CHEIKA RIMITTI (* ca. 1922 / Algerie):

HIYYA BGHAT ES-SAHRA ("Aux Sources Du Raï", rec. 1994, Auszug. Cheika Rimitti, voice, & Gasba / flute roseau. Institut Du Monde Arabe-CD).

MZ: Ich kann das nicht genau lokalisieren, muss eine Kerbflöte sein. Besonders den Moment, wo die Stimme kommt, finde ich sehr schön, weil Stimme und Flöte die gleiche Intensität haben, zusammenfliessen, wie wenn es das gleiche Material wäre. Gefällt mir sehr! Aber woher ist das, Marokko? JA: …gar nicht so weit weg … (erzählt von der Sängerin). 


 

 

ANTONIO VIVALDI:

1.)  CONCERTO OP. 10, NO.2, ALLEGRO ("Vivaldi", rec. 1990. IL Giardino Armonico, Giovanni Antonini, fl, dir. TELDEC-CD). 

2.)  CONCERTO OP. 10, NO.2, ALLEGRO ("Vivaldi - Flute Concertos", rec. 2005. Australian Chamber Orchestra, Richard Tognetti, dir, Emmanuel Pahud, fl. EMI-CD).

Matthias ZieglerMZ: 1 ist perfekt gespielt aber völlig übersteigert, schade, dass das immer beim gleichen Stück gemacht wird, aber sauber und phantasievoll gespielt und die Flöte ist besser eingebettet als bei 2. Wunderbar bei 2 aber das Fagott – ist ein anderes Gebläse … JA: … und die Flöte steuert bei 2 allerhand zusätzliche Verzierungen bei …

MZ: Beide Beispiele zeigen zudem die Bandbreite, wie verschieden man das spielen kann und erfreulich, dass es das alles nebeneinander gibt.
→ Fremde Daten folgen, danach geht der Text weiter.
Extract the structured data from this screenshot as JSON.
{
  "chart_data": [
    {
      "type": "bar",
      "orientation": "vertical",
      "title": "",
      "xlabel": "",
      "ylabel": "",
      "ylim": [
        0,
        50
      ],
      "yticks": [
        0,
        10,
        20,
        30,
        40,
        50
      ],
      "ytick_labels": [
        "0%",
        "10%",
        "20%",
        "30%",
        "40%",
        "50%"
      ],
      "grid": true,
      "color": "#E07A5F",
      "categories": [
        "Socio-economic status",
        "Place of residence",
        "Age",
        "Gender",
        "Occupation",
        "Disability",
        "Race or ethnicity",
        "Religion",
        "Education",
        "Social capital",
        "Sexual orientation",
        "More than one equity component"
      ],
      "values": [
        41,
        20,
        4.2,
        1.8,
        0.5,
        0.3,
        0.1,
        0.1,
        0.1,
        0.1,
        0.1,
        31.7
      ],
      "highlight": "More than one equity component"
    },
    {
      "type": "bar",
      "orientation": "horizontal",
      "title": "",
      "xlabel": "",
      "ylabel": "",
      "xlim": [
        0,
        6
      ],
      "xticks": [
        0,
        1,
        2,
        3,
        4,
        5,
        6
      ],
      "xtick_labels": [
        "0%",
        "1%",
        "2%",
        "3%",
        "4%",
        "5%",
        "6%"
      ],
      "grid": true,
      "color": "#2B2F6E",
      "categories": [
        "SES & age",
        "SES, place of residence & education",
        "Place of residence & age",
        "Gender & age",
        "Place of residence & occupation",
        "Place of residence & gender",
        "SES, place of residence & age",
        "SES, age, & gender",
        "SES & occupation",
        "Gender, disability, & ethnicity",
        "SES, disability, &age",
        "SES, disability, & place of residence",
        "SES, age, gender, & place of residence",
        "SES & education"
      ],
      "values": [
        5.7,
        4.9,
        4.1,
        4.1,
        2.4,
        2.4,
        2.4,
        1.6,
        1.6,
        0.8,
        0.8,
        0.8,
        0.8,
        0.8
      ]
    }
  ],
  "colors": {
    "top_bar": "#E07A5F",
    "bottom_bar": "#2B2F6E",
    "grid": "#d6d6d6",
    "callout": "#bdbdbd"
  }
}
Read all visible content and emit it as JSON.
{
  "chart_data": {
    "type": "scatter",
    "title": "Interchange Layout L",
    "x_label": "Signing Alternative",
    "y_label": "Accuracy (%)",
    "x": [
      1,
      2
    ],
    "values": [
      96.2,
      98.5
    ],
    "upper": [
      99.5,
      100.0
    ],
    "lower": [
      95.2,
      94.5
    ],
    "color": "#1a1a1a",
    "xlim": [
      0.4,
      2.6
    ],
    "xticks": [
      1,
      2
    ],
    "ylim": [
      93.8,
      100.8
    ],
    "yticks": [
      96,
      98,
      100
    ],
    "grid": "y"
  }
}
Bei aller Hysterie hat die erste jedoch mehr Farbe und ist wie gesagt verdammt gut gespielt. 2 müsste, vor allem, weil es ornamentiert ist, auch raffinierter sein. Sind das die neuen Vivaldi-Aufnahmen mit Emmanuel und dem Australian Chamber Orchester?


 

 

CHARLES LLOYD:

GUMAN (Sangam", rec. 2004, Auszug. Ch. Lloyd, fl, Zakir Hussain, tbl, voice, perc., Eric Harland, dr, perc, p. ECM-CD).

MZ: Gefällt mir ausserordentlich, ist eigentlich eine sehr perkussive Musik, die mit einem Groove beginnt, der durchgezogen wird und je länger es dauert, desto mehr hört man Harmonien – und die Klänge sind derart sorgfältig ausgewählt, bis hin zu einzelnen Tablaschlägen und Handschlägen auf die gedämpfte tiefe Klaviersaite; und sehr schön der Flötist, seine Freiheit und gleichzeitig das totale Drinsein  - und dann seine Melodik, die quasi die Harmonien der Instrumente evoziert, wobei ich nicht weiss, ob das getunt ist oder sich ergibt … Grossartig die Drei, hervorragend, wer ist das? (JA stellt die neue CD vor). 

Matthias, vielen Dank für Deinen Besuch und die Ausdauer.

Als nächster ANDERS HÖREN-Gast ist der Posaunist Bernhard Bamert angesagt.